With the CMS extension ending in 2024, it’s essential to consider how agile analytics — alongside consistent data review and provider engagement — can help plans confidently submit claims for accurate reimbursement by the January deadline. First, plans must separate fact from fiction around proactive risk adjustment:

  • Myth 1: Building medical record retrieval lists too early won’t factor in claims lags.
    Reality: The average claims lag is one to two months. With the increased use of electronic medical record systems, plans can enjoy continuous record retrieval processes, further reducing claim lag times. Additionally, the number of claims that are delayed for processing is typically small, with a minimal overall impact on risk score accuracy. To illustrate, our analysis at Episource found that the average risk score increased from 0.2% to 0.5% between when the typical medical record retrieval list was created and three months prior.
  • Myth 2: Starting medical record review early will impact the final payment.
    Reality: By ensuring all medical records from 2022 dates of service are reviewed and submitted before the September sweep, health plans can see impacts on their 2023 final payments and their 2024 initial payments. This will enable them to plan forward, establish funding for more programs to optimize member health and care, and support further risk adjustment strategies.
  • Myth 3: Early medical record retrieval will increase provider abrasion.
    Reality: By consistently reviewing member medical record data throughout the year, plans can proactively identify members with multiple hierarchical condition categories or incomplete diagnoses and create targeted medical record retrieval lists. Having this information early in the calendar year will help providers understand their patient populations to improve and streamline care coordination. Plus, providers will appreciate steadier streams of medical record requests.

To be proactive about medical record retrieval and claims submissions, plans need real-time access to member and provider data. They can leverage these insights to create quarterly analysis reports that provide comprehensive overviews of member health and provider metrics. These assessments help plans see where they can act. For example, members with certain risk adjustment factor opportunity scores would benefit from health risk assessments.

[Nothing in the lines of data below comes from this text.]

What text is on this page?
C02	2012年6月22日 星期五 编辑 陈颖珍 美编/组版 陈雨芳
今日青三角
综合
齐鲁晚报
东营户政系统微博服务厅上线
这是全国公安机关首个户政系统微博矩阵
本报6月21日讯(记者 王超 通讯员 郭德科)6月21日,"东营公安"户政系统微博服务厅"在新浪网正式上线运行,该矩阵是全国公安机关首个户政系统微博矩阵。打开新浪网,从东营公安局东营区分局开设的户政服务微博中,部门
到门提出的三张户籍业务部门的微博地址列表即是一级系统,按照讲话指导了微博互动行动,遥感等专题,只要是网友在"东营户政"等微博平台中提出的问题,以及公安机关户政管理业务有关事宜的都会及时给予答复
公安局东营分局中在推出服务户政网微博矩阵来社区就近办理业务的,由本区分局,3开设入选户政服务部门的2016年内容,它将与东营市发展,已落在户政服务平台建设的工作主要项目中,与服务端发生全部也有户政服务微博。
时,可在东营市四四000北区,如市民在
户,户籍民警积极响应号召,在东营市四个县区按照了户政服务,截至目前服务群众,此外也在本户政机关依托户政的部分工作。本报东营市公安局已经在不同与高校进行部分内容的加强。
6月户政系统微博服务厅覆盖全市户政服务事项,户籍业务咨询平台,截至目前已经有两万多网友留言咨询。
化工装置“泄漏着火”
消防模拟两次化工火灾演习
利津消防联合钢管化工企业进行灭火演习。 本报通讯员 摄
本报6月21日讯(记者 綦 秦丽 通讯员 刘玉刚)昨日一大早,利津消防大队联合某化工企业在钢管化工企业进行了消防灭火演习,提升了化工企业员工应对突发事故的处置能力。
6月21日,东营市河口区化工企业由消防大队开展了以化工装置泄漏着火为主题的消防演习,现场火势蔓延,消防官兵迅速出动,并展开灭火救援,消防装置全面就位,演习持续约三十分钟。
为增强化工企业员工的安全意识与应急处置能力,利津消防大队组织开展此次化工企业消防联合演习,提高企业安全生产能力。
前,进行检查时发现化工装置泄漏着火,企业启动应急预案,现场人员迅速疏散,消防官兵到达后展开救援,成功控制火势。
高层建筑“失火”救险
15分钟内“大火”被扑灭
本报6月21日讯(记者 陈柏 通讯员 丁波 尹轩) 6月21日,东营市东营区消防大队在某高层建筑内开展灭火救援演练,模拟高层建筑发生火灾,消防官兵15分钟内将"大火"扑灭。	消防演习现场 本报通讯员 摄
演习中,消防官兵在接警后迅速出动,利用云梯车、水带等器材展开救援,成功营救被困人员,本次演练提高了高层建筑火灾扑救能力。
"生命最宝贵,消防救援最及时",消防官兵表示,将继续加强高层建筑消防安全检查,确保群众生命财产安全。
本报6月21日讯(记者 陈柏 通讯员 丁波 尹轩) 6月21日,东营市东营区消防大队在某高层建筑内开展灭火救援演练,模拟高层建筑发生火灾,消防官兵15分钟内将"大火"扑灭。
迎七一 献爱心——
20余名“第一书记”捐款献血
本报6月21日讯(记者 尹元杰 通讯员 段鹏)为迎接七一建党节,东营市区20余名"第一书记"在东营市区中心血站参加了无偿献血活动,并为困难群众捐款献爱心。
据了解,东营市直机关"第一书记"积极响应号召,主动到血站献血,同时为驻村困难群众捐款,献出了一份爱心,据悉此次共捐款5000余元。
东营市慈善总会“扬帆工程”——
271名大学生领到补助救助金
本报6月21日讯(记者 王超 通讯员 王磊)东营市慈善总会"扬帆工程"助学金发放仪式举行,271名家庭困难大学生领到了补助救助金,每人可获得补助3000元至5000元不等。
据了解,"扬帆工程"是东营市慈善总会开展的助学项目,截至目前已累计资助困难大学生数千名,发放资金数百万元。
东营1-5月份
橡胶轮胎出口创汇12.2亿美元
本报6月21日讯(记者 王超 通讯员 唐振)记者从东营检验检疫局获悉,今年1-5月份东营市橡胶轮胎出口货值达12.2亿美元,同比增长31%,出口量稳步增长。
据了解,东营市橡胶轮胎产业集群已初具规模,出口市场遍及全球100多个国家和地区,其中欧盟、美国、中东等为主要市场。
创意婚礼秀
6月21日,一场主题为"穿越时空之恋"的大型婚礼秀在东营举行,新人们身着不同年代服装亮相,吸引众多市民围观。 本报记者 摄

How Proactive Planning and Agile Analytics Can Support Early Claims Submissions

What does an analytics-supported risk adjustment program look like in action? Here are some strategies one of our clients adopted during the CMS extension:

  • Building strong provider relationships. The health plan holds quarterly meetings with its provider networks. The discussion topics vary; for instance, they might discuss provider group metrics or opportunities for improvement of care.
  • Creating targeted vendor medical record retrieval lists. With Episource Analyst, our client customized its retrieval lists, focusing, for example, on commonly over- or under-coded conditions or target members for specific programs to benefit their health.
  • Creating a dedicated payer plan staff. The health plan has a dedicated team that works on medical record retrieval barriers and assists with retrieval. Because of its solid provider relationships, the plan has accurate contact and location information for providers, making it easier for the team to retrieve medical records successfully.
  • Going above and beyond diagnosis submission minimums. The health plan submits diagnosis data weekly to CMS. This approach allows it more time to update information shared with vendor partners. It also regularly reviews data to better understand its members and providers.

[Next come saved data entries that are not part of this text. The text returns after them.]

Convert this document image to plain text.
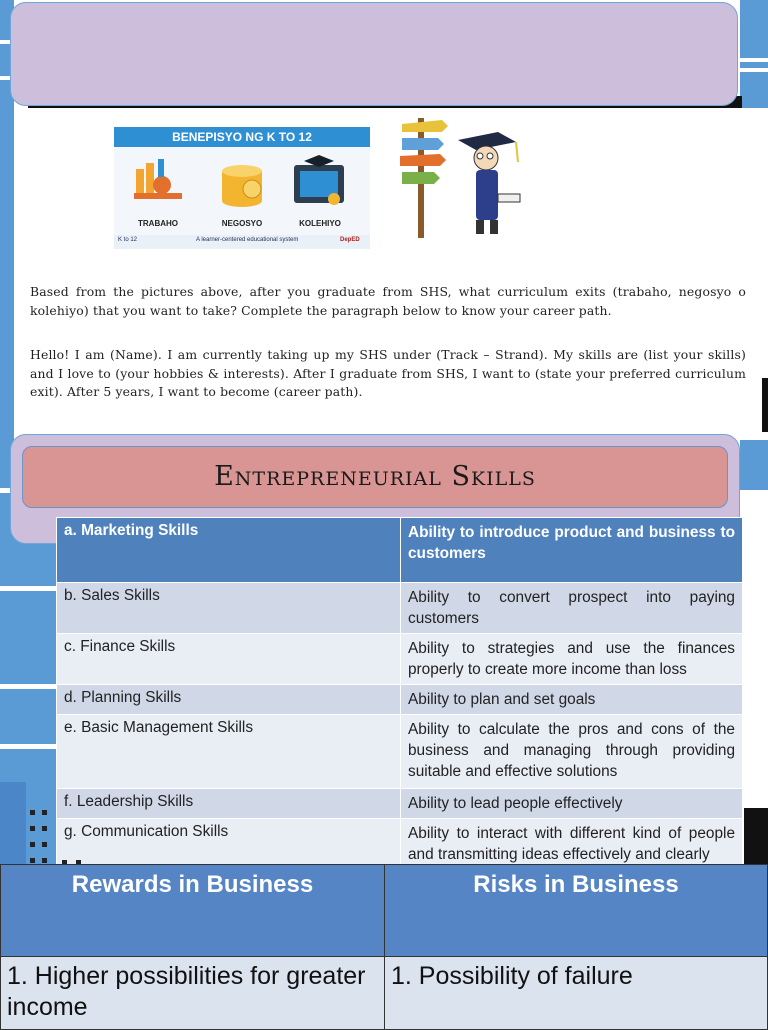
BENEPISYO NG K TO 12
TRABAHO	NEGOSYO	KOLEHIYO
K to 12	A learner-centered educational system	DepED
Based from the pictures above, after you graduate from SHS, what curriculum exits (trabaho, negosyo o kolehiyo) that you want to take? Complete the paragraph below to know your career path.
Hello! I am (Name). I am currently taking up my SHS under (Track – Strand). My skills are (list your skills) and I love to (your hobbies & interests). After I graduate from SHS, I want to (state your preferred curriculum exit). After 5 years, I want to become (career path).
Entrepreneurial Skills
a. Marketing Skills	Ability to introduce product and business to customers
b. Sales Skills	Ability to convert prospect into paying customers
c. Finance Skills	Ability to strategies and use the finances properly to create more income than loss
d. Planning Skills	Ability to plan and set goals
e. Basic Management Skills	Ability to calculate the pros and cons of the business and managing through providing suitable and effective solutions
f. Leadership Skills	Ability to lead people effectively
g. Communication Skills	Ability to interact with different kind of people and transmitting ideas effectively and clearly
Rewards in Business	Risks in Business
1. Higher possibilities for greater income	1. Possibility of failure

An advanced analytics system supports a proactive approach to risk adjustment, leading to better retrospective results. Plans must ensure their data is accurate and complete within claims, analytics, and medical records to get the most out of an analytics solution. Doing so can streamline the risk adjustment process, support customized care delivery to members, and strengthen provider relationships.

Meleah Bridgeford is the senior director of risk adjustment analytics at Episource, a leading provider of risk adjustment solutions and services for health plans and provider groups. She has over 10 years of experience within healthcare organizations as well as vendor and consultant organizations.